Leo describes his amazing experience in the 2018 for Team England at the Cerebral Palsy International Sports and Recreation Association Games.
I had a very eventful summer as I competed in the 2018 Cerebral Palsy International Sports and Recreation Association (CPISRA) Games for Team England. My training in the 2 months before the games was intense. The sessions focused on developing more speed and my anaerobic capacity before "tapering down" to give my body some rest in preparation for what was to come. Although one notable session involved swimming 100 metres as fast as I could 16 times!
Team England flew out to Sant Cugat in Spain on 6th August. After arriving, we had a team briefing where the initial logistics of the opening ceremony and anti-doping protocols were explained. This was the moment when the reality of the Games struck me: I came out thinking, "It’s show time!"
The opening ceremony was quite an experience! There were teams from more than 20 countries with hundreds of competitors and it was great to meet and interact with lots of new people.

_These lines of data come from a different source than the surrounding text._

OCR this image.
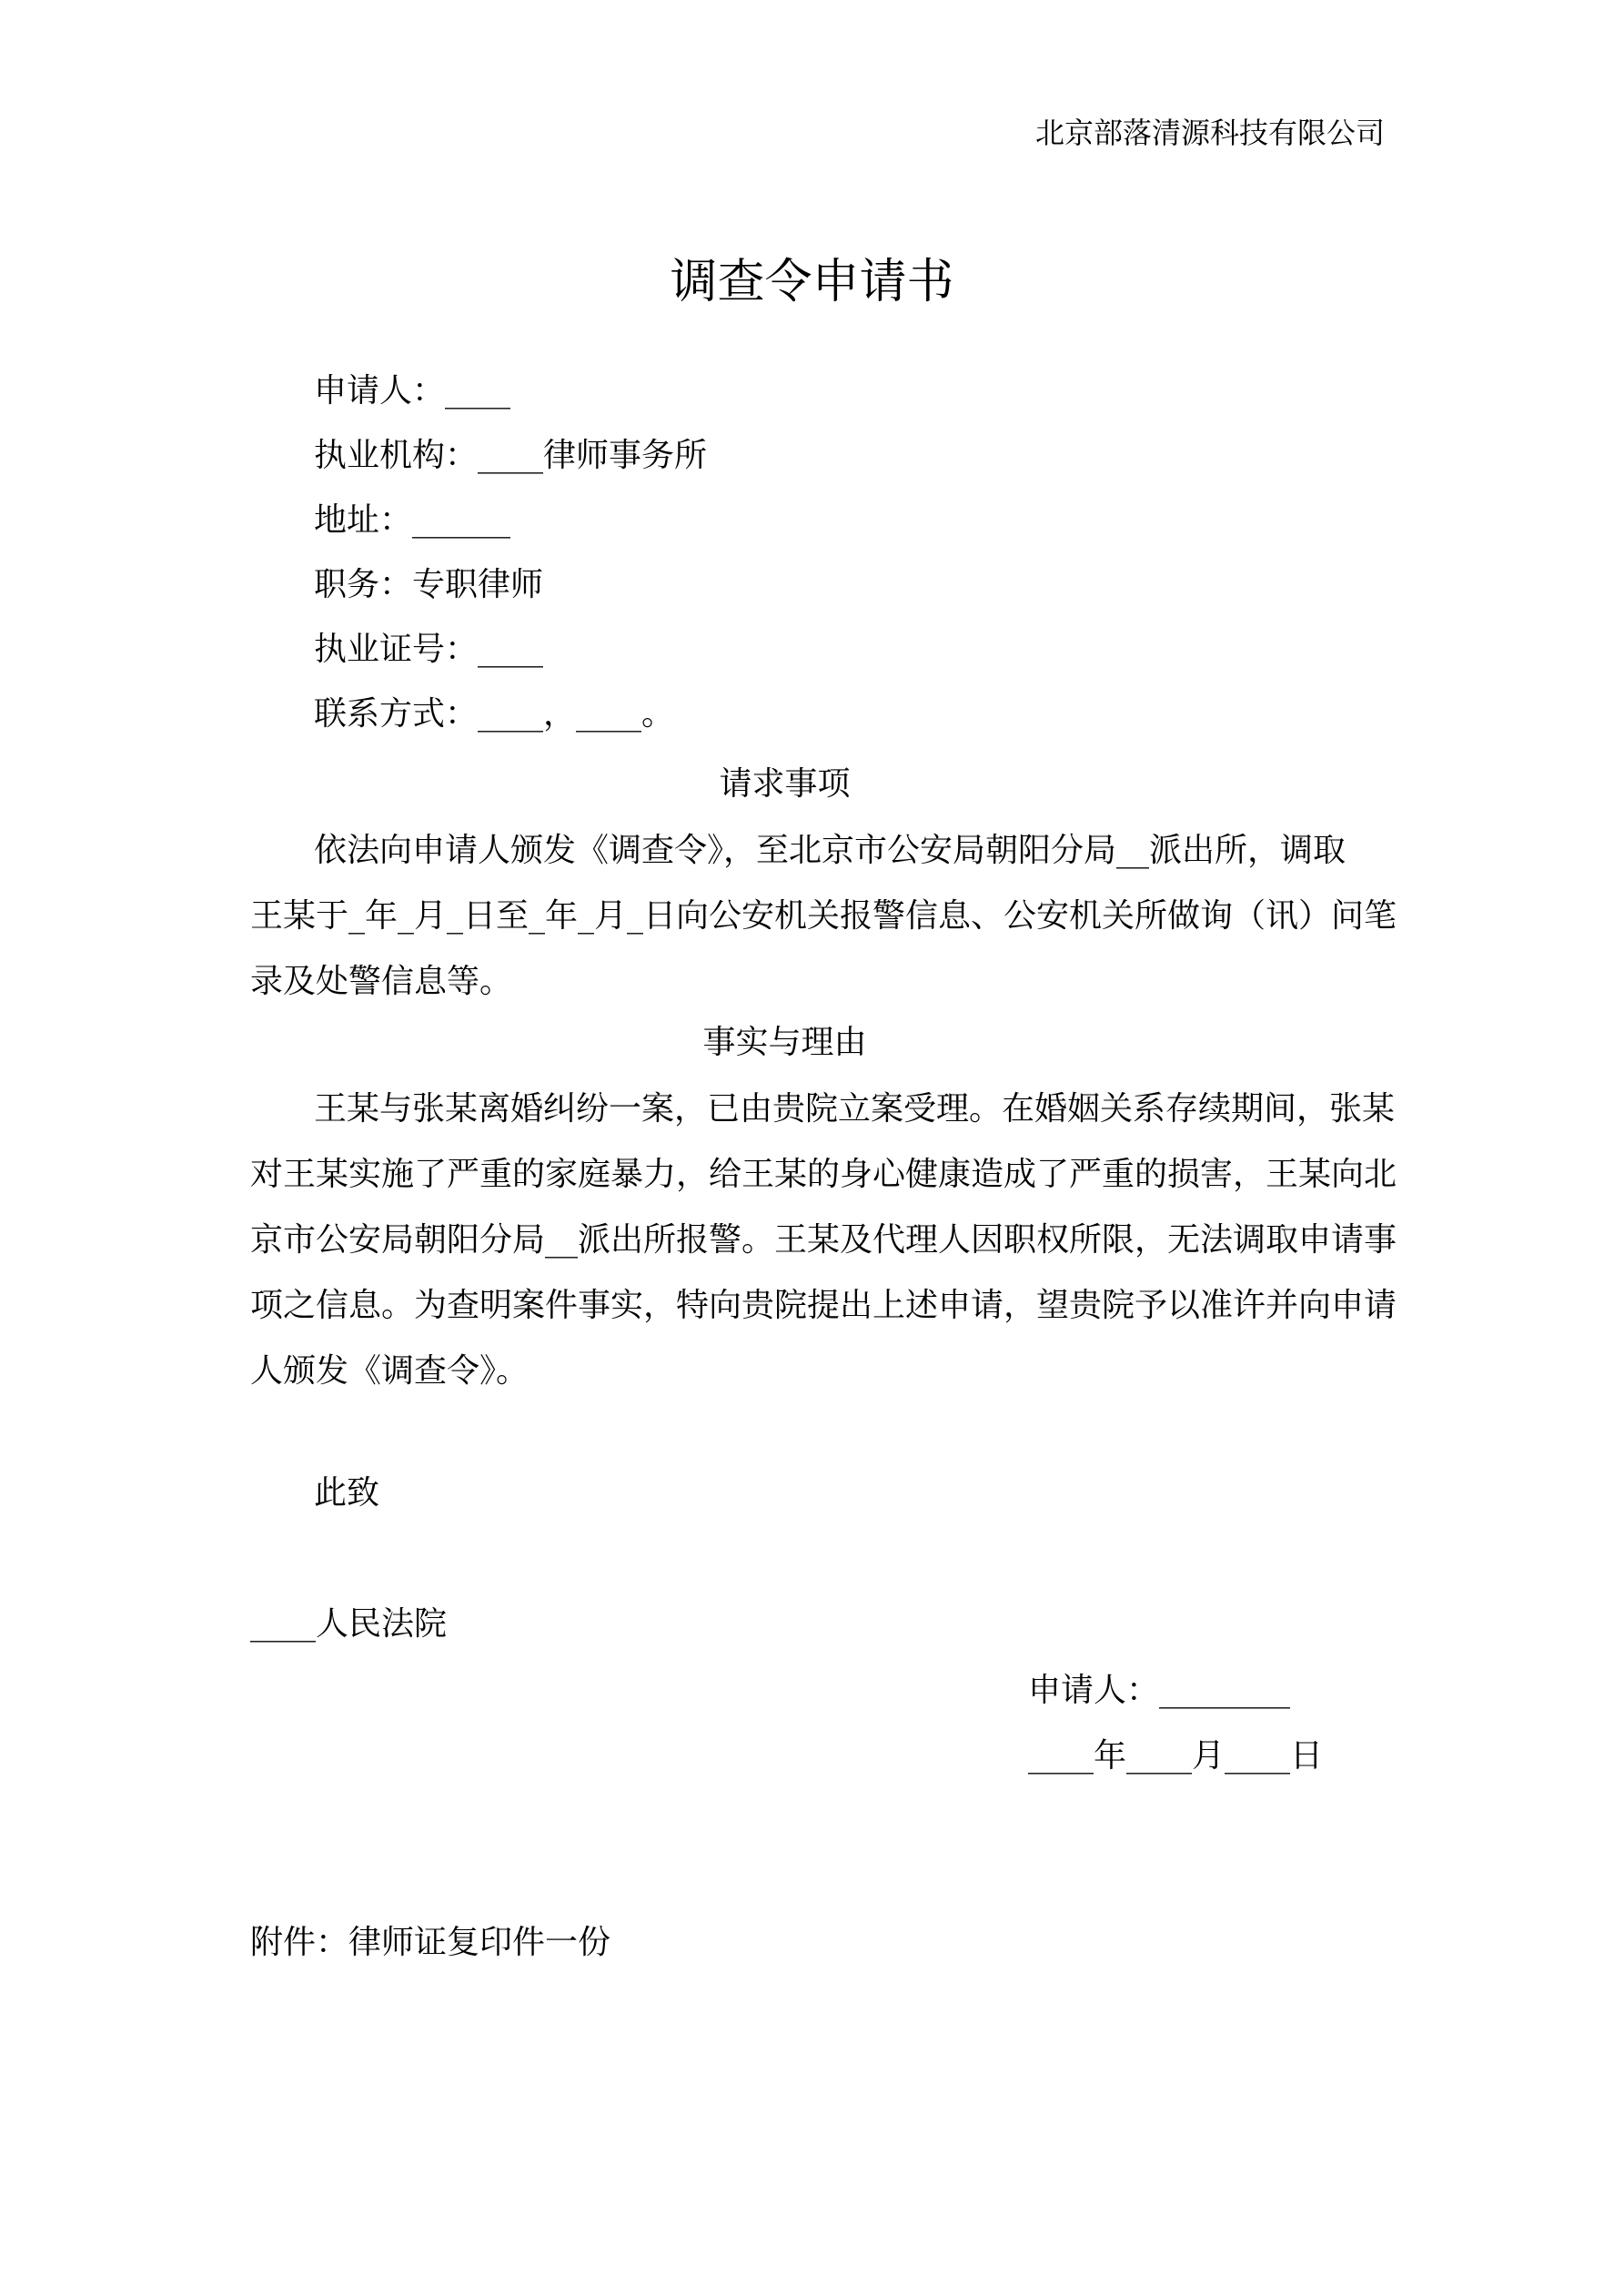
北京部落清源科技有限公司
调查令申请书
申请人：____
执业机构：____律师事务所
地址：______
职务：专职律师
执业证号：____
联系方式：____，____。
请求事项
依法向申请人颁发《调查令》，至北京市公安局朝阳分局__派出所，调取
王某于_年_月_日至_年_月_日向公安机关报警信息、公安机关所做询（讯）问笔
录及处警信息等。
事实与理由
王某与张某离婚纠纷一案，已由贵院立案受理。在婚姻关系存续期间，张某
对王某实施了严重的家庭暴力，给王某的身心健康造成了严重的损害，王某向北
京市公安局朝阳分局__派出所报警。王某及代理人因职权所限，无法调取申请事
项之信息。为查明案件事实，特向贵院提出上述申请，望贵院予以准许并向申请
人颁发《调查令》。
此致
____人民法院
申请人：________
____年____月____日
附件：律师证复印件一份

There was also one particular speaker, a veteran of several CPISRA World Games and a multiple Paralympic medallist, who gave a moving speech about the battles he has fought having Cerebral Palsy, what the Games mean to him and what they had enabled him to achieve. He urged us to put all our fears and nerves behind us and go out and enjoy the experience.
The next few days were fairly repetitive in routine. We would get up at around 7:30 am, having an hour and a half to train in the pool. I was under strict orders from my coach on what training I should do each day! We would then go to the athlete’s canteen for breakfast, making sure to put away some serious calories. The subsequent down time in the afternoon and evening was an opportunity to get to know my teammates across the different sports.
Then the first day of racing was upon us. I had the 200m Individual Medley (IM) and the 100m backstroke. They were well spread out, one at 11:00am and one at 7:05pm. I was nervous going into the IM with the new rule on single arm butterfly meaning disqualification was a possibility for me. I ended up winning by close to 40 seconds, avoiding a disqualification and matching my personal best time! So, I got to stand atop the podium in front of my parents and hear God Save the Queen - to be honest, it was a blur as I was buzzing from the adrenaline.
The 100m backstroke was far more competitive and I was not expecting a medal. I missed my personal best by 0.3 seconds, but somehow took the gold! This time I took the medal ceremony more in my stride and soaked up the National Anthem and sang along.
I struggled to sleep the night before the 400m freestyle. This was the event I had trained for the most. An old coach of mine used to tell me sprinting is all nerves but in endurance events you have to tap into something inside. I said to myself, "Keep your head, your body knows what to do". I was nervous and I remember shaking. When I got in the pool, I just raced it… and I won by 20 seconds, just shy of my best time by 0.12 seconds. This time the emotion really hit me, I could not physically get out of the pool afterwards from the exertion.
My next step is to give all I have to trying to qualify for the Tokyo 2020 Paralympic Trials. I would love to qualify for and compete at a Paralympic Games! Swimming is a coping mechanism for me. It provides a competitive output for me to immerse myself in and distract me from the various daily challenges of being an adult with Cerebral Palsy. The biggest lessons swimming is teaching me is how to cope with high pressure scenarios and what it takes to just perform to the best of my ability, no matter what the circumstances. Several teachers at St James used to take the time to speak to me about my disability especially when I was going through a rough patch. The method that they helped me develop about how think about a range of situations and handle them has proved to be invaluable in my swimming career thus far and I certainly owe them a thank you!